Tribeca implements fixed and moving windows in different ways. Often, fixed windows require no buffering. If the fixed window is not used in a filter, records are processed through the downstream executor nodes as soon as they arrive in the window. When the fixed window is flushed, Tribeca walks the executor nodes below the window generating aggregate results and reinitializing aggregate nodes for the next window.
A moving window is implemented as a circular buffer. If several windows overlap, the largest window determines the size of the circular buffer. The other windows are represented by pointers into the buffer required by the larger window. Like SEQ [14], Tribeca allows extension implementors to define moving aggregate functions. A normal aggregate function takes a single record as an argument (the ``current'' record in the stream). A window flush causes the normal aggregate function to be applied once for every record in the window. A moving aggregate function is called once per window flush and takes as arguments pointers to the records entering and leaving the window.
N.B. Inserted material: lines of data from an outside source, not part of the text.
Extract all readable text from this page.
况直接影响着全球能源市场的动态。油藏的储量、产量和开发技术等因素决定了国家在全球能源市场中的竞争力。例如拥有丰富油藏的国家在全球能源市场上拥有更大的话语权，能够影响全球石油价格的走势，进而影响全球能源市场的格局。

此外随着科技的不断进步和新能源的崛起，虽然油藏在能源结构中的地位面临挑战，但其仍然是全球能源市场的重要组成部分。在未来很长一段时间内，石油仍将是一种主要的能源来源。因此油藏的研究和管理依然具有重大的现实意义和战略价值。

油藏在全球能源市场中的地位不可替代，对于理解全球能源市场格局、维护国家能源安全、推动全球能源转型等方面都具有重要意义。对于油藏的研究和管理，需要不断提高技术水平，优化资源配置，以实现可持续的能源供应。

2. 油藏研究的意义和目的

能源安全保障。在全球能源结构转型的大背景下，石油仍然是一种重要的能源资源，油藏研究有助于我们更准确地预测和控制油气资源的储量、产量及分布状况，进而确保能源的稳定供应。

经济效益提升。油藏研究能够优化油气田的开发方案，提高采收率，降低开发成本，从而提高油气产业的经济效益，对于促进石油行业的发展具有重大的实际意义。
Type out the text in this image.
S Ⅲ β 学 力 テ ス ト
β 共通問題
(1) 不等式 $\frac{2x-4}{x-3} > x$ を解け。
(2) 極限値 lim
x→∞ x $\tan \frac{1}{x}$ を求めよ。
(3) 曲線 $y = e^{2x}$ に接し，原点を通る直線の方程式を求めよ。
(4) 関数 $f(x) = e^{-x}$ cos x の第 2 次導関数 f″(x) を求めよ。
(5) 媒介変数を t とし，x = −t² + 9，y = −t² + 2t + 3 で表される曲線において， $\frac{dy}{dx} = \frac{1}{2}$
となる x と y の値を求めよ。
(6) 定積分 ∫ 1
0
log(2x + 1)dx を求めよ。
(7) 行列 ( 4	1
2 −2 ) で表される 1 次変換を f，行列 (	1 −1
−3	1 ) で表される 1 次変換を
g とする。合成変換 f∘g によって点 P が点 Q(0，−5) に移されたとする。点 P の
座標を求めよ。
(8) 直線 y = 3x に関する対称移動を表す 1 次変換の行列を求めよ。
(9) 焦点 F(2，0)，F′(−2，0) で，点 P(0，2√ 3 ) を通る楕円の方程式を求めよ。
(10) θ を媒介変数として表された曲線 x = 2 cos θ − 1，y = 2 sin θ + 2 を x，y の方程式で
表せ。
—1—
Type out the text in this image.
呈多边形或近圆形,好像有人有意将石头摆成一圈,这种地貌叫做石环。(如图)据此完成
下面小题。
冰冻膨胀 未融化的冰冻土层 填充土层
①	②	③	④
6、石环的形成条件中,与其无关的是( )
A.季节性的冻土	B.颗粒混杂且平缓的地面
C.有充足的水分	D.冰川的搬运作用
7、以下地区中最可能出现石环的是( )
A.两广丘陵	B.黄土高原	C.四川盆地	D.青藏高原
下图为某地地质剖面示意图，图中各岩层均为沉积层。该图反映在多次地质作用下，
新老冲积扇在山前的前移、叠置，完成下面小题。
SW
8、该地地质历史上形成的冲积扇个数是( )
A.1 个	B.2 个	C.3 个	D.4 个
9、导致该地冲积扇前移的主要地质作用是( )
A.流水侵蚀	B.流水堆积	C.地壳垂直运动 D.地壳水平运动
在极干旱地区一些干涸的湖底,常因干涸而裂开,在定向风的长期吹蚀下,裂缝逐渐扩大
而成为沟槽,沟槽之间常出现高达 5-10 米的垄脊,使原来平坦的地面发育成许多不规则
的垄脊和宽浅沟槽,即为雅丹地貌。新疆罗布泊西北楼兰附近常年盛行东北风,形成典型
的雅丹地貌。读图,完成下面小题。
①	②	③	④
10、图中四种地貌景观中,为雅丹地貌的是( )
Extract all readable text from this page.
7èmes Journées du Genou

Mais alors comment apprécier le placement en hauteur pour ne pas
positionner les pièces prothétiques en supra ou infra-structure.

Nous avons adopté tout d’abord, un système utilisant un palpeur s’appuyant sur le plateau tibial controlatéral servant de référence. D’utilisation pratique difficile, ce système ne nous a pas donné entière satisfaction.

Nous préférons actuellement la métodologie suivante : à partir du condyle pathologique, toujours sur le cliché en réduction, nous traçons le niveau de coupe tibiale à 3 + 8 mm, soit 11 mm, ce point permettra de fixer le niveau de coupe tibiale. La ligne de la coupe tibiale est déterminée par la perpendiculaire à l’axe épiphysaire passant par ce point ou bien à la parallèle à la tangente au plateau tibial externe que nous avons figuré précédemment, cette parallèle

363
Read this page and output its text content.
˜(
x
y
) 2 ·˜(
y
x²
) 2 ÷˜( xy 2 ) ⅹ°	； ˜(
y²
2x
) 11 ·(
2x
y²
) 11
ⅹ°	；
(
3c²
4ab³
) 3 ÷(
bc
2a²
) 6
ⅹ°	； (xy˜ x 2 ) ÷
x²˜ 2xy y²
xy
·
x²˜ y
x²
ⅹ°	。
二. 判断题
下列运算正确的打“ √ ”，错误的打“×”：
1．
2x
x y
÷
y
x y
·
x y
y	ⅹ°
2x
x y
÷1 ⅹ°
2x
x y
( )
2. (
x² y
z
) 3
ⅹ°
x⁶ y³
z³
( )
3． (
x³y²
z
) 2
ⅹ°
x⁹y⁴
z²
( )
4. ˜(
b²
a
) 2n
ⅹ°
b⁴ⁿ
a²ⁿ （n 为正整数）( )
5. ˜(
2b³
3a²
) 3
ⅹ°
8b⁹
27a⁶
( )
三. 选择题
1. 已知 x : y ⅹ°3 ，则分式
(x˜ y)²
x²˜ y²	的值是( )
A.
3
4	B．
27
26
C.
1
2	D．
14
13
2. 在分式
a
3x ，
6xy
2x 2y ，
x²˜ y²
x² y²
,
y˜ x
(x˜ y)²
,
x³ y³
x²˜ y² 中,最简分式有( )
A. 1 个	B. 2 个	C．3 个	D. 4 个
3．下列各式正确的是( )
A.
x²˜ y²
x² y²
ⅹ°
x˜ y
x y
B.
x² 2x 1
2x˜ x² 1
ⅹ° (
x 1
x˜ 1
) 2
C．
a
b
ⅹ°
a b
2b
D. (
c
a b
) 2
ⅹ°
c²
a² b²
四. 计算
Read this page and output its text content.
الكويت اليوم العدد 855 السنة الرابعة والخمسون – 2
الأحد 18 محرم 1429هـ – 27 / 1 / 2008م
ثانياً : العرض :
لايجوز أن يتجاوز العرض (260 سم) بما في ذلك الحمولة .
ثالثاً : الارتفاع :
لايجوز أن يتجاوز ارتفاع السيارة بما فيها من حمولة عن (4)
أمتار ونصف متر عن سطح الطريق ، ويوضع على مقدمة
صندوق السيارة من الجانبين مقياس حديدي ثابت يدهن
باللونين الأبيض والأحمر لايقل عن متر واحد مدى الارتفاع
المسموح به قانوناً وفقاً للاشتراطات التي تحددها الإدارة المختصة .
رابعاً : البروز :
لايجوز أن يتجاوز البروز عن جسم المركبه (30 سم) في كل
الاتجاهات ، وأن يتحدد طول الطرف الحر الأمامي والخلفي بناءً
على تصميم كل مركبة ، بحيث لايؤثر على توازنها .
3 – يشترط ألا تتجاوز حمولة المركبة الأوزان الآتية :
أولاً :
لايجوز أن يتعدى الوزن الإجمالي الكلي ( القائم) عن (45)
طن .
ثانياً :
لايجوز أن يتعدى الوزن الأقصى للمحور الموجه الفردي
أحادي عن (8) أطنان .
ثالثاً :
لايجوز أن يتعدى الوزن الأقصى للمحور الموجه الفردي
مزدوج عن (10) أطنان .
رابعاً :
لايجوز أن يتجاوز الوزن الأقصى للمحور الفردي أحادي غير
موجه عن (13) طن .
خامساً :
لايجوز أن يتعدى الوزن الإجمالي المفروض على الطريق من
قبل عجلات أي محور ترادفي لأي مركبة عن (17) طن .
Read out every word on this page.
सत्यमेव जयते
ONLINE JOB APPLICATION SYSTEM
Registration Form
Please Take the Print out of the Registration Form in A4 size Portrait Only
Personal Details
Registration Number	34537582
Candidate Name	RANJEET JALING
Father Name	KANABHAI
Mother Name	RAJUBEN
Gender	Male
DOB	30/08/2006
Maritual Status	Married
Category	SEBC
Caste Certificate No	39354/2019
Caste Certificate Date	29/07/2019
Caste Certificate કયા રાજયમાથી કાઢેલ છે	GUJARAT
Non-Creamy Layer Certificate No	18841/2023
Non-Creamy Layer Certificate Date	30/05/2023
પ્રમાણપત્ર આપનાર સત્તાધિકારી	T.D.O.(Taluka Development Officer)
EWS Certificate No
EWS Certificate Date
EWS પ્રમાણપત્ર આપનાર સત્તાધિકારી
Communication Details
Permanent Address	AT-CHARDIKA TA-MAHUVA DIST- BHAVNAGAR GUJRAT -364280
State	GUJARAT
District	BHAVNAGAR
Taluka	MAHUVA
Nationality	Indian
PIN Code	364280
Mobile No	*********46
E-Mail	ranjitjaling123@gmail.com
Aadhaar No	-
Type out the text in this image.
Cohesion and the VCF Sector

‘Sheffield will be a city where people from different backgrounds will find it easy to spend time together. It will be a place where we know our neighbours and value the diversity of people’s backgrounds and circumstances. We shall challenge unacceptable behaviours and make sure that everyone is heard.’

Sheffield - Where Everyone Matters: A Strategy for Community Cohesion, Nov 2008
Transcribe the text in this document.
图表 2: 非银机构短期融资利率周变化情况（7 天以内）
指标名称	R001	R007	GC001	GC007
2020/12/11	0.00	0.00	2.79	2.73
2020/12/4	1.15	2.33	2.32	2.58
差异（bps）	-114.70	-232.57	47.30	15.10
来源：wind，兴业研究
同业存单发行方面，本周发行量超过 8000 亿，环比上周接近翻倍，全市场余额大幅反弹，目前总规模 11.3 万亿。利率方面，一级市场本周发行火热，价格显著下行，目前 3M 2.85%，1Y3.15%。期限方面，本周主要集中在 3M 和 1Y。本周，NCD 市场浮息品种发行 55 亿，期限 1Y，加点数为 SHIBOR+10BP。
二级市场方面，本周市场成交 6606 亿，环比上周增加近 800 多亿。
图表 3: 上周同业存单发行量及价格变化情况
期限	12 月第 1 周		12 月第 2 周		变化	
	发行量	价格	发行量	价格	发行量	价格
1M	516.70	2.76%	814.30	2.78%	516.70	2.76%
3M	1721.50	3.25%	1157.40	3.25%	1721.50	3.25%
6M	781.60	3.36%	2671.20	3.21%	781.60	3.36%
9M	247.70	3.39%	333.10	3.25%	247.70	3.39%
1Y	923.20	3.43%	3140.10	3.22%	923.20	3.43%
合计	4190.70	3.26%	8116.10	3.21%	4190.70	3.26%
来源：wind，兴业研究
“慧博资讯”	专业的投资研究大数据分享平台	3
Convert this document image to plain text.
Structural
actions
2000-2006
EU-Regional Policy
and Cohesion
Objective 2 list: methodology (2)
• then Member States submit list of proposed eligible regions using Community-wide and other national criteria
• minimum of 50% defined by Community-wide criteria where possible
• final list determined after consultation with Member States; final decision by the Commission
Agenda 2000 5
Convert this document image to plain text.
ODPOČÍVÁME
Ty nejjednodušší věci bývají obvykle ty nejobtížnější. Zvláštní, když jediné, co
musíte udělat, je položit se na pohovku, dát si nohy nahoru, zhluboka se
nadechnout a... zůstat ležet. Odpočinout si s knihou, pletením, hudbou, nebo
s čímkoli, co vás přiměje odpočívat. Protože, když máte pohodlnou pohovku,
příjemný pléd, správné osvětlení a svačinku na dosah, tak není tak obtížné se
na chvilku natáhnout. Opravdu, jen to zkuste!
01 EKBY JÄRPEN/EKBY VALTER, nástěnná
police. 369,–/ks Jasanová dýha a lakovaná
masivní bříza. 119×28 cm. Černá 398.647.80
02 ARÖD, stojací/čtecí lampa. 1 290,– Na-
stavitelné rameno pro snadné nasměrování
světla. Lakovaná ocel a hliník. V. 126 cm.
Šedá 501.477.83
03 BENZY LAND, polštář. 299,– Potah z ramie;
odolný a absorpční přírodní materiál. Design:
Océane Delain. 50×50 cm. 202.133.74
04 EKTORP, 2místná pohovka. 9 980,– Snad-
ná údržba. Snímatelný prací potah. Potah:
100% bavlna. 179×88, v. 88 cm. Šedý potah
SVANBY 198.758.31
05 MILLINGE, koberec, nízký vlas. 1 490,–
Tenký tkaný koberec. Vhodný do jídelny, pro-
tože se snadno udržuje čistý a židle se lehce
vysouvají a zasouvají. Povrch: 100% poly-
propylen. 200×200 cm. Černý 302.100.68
Tribeca includes two implementations of window filter: one based on hashing and the other on nested loop. In the first case, the window contents are used to build a hash table and the stream argument probes the hash table. In the second, Tribeca iterates over the window contents for each element in the stream. The hash table is more effective if the window is large and relatively stable. For small windows, the cost of creating and destroying the hash table overrides the cost of iterating over the window contents.